The son, Johnny, is a cripple and practically a nervous wreck due to a bullet received in the Easter Week Rebellion of 1916. His nervousness and irritability increase almost to mania when he learns through a newspaper that one of his former "Die-hard" comrades, Bobbie Tancred, has been killed because of information that Johnny has given the authorities.

The daughter, Mary, through reading has acquired a taste for better things, and longs for a different sort of life. She has discarded one suitor, Jerry Devine, a trades-union organizer, in favor of slick young Charles Bentham, a school teacher and law student. This, she feels, may be a step toward realizing her ambitions. Bentham tells the family that they are about to inherit a legacy from a relative. There can be no doubt about it, because he himself has drawn the will.

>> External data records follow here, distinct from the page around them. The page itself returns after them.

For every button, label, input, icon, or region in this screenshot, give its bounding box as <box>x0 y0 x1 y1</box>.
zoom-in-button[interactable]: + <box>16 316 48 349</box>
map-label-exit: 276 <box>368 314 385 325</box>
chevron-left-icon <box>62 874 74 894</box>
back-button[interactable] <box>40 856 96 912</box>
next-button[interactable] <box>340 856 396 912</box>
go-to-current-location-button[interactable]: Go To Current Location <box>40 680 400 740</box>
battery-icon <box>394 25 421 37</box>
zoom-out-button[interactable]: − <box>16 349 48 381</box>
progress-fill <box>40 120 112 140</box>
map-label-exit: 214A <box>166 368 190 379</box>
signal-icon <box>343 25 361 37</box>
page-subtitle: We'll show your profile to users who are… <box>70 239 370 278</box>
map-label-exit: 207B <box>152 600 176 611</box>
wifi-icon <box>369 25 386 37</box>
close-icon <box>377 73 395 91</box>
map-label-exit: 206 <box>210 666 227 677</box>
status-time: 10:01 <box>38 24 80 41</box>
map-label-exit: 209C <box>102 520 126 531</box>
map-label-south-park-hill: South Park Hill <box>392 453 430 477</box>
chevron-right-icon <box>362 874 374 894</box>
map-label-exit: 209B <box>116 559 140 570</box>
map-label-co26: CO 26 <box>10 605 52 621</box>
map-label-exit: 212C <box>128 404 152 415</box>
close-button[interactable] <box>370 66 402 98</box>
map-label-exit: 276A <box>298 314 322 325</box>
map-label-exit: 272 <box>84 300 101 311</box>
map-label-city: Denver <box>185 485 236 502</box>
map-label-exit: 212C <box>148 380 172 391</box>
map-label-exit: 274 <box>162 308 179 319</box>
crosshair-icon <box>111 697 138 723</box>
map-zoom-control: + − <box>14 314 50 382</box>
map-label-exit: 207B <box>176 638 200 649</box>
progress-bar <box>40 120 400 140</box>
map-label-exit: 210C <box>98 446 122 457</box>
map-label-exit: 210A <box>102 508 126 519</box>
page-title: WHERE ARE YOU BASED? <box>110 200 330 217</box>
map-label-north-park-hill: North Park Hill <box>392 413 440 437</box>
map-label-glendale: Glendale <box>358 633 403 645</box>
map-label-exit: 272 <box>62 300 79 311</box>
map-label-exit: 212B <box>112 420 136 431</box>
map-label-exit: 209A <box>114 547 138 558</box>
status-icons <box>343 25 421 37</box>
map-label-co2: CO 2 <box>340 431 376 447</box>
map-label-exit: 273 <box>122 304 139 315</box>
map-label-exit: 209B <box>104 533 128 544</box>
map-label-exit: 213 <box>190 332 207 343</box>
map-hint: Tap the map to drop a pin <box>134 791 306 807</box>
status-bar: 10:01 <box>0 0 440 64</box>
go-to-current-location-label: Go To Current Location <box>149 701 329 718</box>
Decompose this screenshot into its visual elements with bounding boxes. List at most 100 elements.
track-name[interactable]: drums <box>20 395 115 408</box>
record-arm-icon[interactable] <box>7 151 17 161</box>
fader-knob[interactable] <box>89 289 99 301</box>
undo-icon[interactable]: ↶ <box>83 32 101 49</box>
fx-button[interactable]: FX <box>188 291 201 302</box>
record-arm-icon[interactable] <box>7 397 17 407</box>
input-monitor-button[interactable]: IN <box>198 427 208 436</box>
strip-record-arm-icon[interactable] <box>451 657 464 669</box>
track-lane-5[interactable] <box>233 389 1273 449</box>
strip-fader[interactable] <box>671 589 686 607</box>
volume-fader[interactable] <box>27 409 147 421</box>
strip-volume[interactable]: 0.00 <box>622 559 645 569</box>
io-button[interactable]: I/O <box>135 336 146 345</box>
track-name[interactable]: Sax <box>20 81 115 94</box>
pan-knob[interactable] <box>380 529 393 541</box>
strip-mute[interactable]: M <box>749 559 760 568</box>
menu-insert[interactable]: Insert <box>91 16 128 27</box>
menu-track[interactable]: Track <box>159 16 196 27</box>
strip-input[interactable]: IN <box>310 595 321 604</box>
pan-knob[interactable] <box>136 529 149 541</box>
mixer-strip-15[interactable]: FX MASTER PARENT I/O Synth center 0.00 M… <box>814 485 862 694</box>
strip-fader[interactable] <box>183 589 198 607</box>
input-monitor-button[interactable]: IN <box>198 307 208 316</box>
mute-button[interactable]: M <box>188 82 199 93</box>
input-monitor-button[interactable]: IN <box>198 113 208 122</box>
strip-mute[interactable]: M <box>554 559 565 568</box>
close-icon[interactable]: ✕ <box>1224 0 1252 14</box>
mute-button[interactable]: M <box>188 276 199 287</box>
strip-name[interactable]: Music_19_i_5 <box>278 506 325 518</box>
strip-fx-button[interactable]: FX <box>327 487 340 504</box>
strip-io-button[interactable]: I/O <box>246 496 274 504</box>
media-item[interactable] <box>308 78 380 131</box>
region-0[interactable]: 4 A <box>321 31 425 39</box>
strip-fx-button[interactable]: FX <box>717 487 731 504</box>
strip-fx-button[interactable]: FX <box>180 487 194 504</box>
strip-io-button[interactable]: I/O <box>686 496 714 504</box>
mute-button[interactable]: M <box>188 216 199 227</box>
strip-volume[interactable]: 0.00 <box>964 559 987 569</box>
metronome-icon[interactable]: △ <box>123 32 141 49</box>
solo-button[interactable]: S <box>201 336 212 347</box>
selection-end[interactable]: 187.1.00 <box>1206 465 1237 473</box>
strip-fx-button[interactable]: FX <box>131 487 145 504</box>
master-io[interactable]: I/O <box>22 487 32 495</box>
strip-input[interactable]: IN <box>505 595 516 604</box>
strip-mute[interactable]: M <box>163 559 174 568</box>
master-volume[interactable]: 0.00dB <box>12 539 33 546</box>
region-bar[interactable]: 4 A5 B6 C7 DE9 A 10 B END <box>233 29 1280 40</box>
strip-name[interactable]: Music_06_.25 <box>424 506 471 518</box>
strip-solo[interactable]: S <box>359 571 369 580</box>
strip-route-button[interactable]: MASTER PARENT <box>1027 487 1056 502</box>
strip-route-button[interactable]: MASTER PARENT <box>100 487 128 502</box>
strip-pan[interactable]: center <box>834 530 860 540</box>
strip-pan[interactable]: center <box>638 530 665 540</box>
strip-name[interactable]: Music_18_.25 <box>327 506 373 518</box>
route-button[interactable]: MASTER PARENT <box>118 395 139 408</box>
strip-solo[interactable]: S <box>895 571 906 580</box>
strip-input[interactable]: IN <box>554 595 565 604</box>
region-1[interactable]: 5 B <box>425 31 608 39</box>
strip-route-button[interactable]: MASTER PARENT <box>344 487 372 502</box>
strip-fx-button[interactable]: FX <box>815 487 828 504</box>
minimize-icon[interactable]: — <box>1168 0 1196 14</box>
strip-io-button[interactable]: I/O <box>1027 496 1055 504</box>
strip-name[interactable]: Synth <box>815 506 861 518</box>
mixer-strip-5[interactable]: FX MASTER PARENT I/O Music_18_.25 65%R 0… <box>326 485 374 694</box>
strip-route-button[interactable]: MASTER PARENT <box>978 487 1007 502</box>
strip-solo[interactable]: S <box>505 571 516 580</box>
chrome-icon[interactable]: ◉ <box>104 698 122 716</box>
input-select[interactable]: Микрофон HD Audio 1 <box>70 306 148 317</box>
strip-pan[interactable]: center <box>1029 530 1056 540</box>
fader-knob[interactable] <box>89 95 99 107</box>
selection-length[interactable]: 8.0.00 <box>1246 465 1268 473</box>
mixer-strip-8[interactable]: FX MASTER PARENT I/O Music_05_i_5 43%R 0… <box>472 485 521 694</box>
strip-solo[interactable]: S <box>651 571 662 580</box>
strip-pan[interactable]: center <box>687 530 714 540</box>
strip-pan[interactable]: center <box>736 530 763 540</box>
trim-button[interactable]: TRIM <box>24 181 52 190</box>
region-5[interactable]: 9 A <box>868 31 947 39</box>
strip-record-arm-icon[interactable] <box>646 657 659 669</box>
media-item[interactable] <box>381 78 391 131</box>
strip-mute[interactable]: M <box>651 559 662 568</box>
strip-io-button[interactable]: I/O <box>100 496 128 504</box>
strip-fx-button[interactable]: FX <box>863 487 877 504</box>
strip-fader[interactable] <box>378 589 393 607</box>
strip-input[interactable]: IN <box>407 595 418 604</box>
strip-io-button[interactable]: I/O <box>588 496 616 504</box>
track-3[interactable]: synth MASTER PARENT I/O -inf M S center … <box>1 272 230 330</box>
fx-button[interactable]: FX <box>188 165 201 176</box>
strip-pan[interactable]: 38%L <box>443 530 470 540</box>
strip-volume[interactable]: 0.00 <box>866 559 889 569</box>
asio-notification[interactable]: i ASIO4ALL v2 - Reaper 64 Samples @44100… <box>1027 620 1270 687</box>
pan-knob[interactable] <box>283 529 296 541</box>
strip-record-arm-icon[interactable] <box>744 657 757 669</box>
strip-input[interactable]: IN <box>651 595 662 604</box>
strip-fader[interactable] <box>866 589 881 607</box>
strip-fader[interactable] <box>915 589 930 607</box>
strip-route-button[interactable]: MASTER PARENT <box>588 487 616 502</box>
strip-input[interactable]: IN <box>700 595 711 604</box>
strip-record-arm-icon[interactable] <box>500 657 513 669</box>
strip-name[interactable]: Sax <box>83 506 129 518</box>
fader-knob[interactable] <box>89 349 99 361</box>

On the strength of their expectations, the Boyle family goes on a spending spree. The borrow from their neighbors and stretch their credit with the local tradesmen to the uttermost limit. Two months later both the Boyles and their creditors learn that the legacy is uncollectible due to Bentham's clumsiness in drafting the will. Thenceforward Bentham loses his interest in Mary, although she is shortly to bear his child. As if all this were not tragedy enough, the Irregular Mobilizers learn of Johnny's part in Bobbie Tancred's death and hurry him off to his doom for betrayal of a comrade. An hour later Mrs. Boyle is summoned by police to identify her son's body.

Through it all the Paycock and his friend Joxer remain gloriously drunk, and it is the Paycock who speaks the final words of the play: "The whole world's in a terrible state of chaos."